With the informations about how to deploy (timeline start: 28:14), I created a notebook instance (type: ml.m5.xlarge
) on AWS SageMaker where I did upload the notebook lab3_autoscaling.ipynb from huggingface-sagemaker-workshop-series >> workshop_2_going_production in github.
I ran it and got a inference time of about 70ms for the QA model (distilbert-base-uncased-distilled-squad). Great!

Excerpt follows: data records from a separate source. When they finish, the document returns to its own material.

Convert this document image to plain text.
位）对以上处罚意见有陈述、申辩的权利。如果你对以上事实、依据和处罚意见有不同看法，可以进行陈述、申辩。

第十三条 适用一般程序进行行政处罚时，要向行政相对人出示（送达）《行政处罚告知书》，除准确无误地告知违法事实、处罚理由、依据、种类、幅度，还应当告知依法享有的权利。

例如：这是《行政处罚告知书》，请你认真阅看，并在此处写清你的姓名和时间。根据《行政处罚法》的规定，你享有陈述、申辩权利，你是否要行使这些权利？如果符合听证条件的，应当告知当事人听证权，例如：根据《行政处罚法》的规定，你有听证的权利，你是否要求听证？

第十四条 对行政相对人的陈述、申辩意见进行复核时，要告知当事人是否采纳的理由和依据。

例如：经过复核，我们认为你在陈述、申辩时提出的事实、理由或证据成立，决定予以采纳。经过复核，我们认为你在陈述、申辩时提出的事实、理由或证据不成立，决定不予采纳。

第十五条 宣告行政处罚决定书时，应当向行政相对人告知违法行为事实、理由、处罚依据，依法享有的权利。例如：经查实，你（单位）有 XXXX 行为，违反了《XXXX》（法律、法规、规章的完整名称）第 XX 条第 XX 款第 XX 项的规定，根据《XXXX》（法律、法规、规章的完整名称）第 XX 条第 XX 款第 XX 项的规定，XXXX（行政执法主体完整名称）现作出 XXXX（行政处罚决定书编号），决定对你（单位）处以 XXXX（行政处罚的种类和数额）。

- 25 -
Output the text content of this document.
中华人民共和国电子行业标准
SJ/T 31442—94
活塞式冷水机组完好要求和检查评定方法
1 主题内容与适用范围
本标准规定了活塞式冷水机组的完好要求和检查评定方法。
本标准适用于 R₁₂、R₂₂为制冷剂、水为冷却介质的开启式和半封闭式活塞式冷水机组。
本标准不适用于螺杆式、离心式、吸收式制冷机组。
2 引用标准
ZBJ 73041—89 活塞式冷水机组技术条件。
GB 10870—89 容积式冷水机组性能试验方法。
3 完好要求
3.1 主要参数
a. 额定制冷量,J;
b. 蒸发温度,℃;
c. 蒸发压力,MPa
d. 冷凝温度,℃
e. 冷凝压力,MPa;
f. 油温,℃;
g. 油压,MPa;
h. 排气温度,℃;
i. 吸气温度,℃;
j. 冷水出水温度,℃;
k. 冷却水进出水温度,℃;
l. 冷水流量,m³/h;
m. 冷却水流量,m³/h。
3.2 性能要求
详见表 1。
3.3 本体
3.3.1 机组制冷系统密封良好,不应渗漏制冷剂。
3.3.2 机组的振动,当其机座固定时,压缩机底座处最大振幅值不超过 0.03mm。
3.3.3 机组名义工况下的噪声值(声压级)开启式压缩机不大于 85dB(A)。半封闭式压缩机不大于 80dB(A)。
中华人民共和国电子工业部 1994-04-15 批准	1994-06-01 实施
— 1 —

Then, I changed the model to be loaded from the HF model hub to t5-base with the following code:
hub = {
'HF_MODEL_ID':'t5-base', # model_id from hf.co/models
'HF_TASK':'translation' # NLP task you want to use for predictions
}
I did make the deploy through the following code:
# deploy model to SageMaker Inference
predictor = huggingface_model.deploy(
initial_instance_count=1,
instance_type="ml.m5.xlarge"
)
And then, I did launch an inference… but the inference time goes up to more than 700ms!
As in the video (timeline start: 57:05), @philschmid said that there are still models that can not be deployed this way, I would like to check if T5 models (up to ByT5) are optimized or not for inference in AWS SageMaker (quantization through ONNX for example or not)?
If they are not yet optimized (as it looks like), when will they be?
Note: I noticed the same problem about T5 inference through the Inference API (see this thread: How to get Accelerated Inference API for T5 models? ).